Aus der Windbranche und von den Grünen kam scharfe Kritik. Der Landeschef des Windkraftverbands BWE, Bernd Wust, sprach von einer "Pseudoplanung". Die Staatsregierung suche sich abstrakt Flächen aus. Dabei habe sie sich "völlig verheddert in einem Konstrukt von Ausnahmen und Einschränkungen, das immer absurder wird und nicht mehr durchschaut werden kann", sagte Wust. "Das dient weder der Akzeptanz der Windenergie noch dem Klimaschutz." Wust ist Jurist und als solcher Spezialist für Wind- und Solarparks. Seiner Überzeugung nach wird der neue Beschluss eine Fülle von neuen rechtlichen Streitereien auslösen.

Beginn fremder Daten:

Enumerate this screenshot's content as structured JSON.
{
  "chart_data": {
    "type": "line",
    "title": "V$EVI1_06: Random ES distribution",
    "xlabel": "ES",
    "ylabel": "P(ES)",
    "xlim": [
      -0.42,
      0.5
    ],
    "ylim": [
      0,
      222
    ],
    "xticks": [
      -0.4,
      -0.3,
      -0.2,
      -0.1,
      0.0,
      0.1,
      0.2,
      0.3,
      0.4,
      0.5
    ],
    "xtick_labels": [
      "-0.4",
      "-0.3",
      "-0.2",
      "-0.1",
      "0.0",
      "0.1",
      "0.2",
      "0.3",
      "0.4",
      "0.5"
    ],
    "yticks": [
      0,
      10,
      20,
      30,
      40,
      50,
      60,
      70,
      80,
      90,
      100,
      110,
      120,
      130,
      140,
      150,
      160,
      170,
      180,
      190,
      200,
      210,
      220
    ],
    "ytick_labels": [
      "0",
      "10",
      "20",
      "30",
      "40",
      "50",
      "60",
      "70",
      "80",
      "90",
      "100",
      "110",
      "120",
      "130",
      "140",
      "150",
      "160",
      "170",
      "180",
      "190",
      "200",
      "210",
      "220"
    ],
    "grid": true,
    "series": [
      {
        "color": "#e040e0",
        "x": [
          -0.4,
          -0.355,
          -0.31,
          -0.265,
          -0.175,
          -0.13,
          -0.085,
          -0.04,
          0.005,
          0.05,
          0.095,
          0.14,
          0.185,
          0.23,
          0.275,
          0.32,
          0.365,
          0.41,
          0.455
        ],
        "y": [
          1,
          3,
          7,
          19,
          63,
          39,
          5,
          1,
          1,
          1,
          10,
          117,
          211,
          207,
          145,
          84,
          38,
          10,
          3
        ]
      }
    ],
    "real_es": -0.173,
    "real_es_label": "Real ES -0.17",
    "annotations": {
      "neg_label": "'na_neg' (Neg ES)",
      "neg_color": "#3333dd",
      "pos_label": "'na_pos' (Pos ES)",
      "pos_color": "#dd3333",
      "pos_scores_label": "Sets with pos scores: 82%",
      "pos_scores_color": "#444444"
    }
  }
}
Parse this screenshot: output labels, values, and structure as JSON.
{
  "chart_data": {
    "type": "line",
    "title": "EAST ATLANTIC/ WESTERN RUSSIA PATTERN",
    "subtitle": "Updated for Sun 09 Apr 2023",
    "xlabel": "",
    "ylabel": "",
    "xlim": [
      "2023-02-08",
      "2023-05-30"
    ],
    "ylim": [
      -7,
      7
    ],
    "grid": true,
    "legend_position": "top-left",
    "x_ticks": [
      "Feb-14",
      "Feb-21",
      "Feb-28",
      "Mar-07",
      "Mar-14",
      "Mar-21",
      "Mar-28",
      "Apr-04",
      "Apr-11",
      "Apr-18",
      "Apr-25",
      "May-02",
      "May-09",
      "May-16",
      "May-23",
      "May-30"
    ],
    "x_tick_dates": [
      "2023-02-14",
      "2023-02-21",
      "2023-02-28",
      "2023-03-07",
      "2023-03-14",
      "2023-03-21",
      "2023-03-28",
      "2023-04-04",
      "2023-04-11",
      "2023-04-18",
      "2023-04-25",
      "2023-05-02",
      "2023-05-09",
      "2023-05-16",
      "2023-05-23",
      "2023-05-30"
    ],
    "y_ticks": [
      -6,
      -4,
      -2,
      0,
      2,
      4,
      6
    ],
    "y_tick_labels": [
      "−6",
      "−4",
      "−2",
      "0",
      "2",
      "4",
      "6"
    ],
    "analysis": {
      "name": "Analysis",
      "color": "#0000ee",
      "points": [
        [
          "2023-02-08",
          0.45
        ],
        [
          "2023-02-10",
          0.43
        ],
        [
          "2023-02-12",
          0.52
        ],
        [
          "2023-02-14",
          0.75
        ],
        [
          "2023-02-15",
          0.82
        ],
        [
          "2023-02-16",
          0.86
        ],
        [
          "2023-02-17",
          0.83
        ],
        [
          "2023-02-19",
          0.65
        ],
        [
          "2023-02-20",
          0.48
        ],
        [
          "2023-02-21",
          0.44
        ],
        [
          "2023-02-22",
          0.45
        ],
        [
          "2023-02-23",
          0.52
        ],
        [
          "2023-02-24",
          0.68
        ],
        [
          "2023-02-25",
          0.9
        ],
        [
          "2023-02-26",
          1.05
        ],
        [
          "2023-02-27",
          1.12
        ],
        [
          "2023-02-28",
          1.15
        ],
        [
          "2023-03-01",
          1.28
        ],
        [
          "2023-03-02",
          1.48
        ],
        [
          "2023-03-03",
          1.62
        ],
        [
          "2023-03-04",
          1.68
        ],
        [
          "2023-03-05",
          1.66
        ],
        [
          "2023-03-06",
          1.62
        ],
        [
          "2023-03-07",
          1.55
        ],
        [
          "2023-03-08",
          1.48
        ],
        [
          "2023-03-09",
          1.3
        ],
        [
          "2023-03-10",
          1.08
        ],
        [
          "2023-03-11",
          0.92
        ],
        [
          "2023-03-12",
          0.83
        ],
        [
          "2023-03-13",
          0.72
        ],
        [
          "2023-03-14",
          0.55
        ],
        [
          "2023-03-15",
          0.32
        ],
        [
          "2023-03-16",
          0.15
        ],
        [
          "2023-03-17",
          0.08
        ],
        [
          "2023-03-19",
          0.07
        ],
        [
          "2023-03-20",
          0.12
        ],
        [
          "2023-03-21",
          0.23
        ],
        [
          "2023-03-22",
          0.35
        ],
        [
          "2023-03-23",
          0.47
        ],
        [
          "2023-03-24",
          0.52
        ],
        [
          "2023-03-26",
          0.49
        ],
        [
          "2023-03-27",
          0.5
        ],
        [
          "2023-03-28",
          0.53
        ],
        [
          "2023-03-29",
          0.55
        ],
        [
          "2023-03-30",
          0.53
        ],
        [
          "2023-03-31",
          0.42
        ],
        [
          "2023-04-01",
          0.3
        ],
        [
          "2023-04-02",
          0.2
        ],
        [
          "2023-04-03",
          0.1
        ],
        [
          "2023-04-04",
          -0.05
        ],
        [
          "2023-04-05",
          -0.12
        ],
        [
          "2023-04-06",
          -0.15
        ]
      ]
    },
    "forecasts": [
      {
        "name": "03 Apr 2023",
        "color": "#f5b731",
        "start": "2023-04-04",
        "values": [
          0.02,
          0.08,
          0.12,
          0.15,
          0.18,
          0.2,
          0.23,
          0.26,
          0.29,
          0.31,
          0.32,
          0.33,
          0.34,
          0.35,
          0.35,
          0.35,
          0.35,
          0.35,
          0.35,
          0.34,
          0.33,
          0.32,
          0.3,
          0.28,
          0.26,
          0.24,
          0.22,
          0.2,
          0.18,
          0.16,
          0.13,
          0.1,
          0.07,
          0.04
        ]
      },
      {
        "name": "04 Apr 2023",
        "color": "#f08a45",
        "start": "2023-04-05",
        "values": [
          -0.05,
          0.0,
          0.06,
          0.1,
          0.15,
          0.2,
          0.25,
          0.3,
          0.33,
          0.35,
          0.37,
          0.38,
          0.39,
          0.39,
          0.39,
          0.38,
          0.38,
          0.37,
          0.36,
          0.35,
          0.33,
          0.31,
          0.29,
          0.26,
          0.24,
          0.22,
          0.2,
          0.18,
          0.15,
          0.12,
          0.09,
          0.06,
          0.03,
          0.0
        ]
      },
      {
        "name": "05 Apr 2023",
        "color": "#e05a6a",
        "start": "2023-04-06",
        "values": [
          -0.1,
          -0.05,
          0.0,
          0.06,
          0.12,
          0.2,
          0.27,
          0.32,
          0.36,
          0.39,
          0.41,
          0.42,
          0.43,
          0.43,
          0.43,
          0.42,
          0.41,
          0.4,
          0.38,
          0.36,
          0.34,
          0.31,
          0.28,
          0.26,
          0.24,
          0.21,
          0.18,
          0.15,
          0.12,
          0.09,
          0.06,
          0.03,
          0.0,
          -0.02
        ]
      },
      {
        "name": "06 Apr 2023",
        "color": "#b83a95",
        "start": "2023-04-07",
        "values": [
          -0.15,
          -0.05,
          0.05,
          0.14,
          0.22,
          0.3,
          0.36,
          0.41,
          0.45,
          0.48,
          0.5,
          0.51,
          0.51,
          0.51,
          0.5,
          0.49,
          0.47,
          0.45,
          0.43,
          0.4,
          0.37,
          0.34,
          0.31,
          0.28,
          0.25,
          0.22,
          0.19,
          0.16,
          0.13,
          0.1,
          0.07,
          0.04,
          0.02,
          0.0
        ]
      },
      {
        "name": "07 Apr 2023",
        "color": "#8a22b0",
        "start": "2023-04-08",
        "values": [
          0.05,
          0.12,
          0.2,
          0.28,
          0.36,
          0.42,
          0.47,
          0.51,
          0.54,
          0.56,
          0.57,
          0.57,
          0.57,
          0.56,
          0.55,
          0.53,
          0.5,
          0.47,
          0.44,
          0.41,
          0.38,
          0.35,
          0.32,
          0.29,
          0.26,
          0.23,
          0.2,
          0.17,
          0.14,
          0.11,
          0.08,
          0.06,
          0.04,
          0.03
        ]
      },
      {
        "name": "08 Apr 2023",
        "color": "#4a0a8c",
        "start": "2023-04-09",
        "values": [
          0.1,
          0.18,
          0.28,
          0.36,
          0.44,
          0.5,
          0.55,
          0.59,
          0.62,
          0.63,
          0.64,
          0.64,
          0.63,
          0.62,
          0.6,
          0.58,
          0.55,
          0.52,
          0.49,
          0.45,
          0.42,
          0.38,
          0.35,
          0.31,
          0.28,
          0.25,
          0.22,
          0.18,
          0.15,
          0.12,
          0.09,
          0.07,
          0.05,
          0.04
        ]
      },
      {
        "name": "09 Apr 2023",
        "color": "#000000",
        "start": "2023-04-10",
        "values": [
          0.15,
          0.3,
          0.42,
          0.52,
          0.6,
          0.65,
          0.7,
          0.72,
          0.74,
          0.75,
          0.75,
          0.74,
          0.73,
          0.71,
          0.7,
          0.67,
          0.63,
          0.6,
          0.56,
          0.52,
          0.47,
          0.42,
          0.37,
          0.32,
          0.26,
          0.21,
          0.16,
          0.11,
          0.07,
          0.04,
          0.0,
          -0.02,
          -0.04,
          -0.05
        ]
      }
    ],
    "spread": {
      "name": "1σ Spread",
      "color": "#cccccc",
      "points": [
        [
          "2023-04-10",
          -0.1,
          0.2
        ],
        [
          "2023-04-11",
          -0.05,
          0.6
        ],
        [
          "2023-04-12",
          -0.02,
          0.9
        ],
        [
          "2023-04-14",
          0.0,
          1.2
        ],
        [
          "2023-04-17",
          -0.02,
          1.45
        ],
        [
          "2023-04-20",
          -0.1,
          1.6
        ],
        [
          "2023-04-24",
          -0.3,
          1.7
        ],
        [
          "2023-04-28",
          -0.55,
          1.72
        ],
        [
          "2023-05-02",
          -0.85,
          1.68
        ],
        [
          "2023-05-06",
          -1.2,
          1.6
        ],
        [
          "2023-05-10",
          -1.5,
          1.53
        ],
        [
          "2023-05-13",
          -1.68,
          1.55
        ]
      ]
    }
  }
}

"Das Herumdoktern an 10H geht weiter", sagte der Grünen-Abgeordnete und Vizechef des Wirtschaftsausschusses im Landtag, Martin Stümpfig. "Die jetzt verkündeten Lockerungen machen aus der Windkraft-Verhinderungsregel keinen Windkraft-Ausbau-Turbo." Den bräuchte Bayern aber, notwendig sei eine echte Aufbruchsstimmung. Grundlage für einen echten Ausbau der Windkraft ist aus Stümpfigs Sicht die verbindliche Ausweisung von zwei Prozent der geeigneten Landesfläche für die Windkraft in den regionalen Planungsverbänden, wie das der Bund fordert. Ohne sie stocke der Ausbau weiter. "Da werden dann einige Anlagen entlang der Autobahn gebaut, einige in den bestehenden Vorranggebieten, einige in den Wäldern", sagte Stümpfig. "Das ist aber zu wenig und wir verlieren wieder wertvolle Jahre." Die Konsequenz aus Sicht des Grünen-Politikers: "Bayern wird seine Klimaziele weiter krachend verfehlen. Außerdem bleiben wir abhängig von fossilem Öl und Gas aus Schurkenstaaten."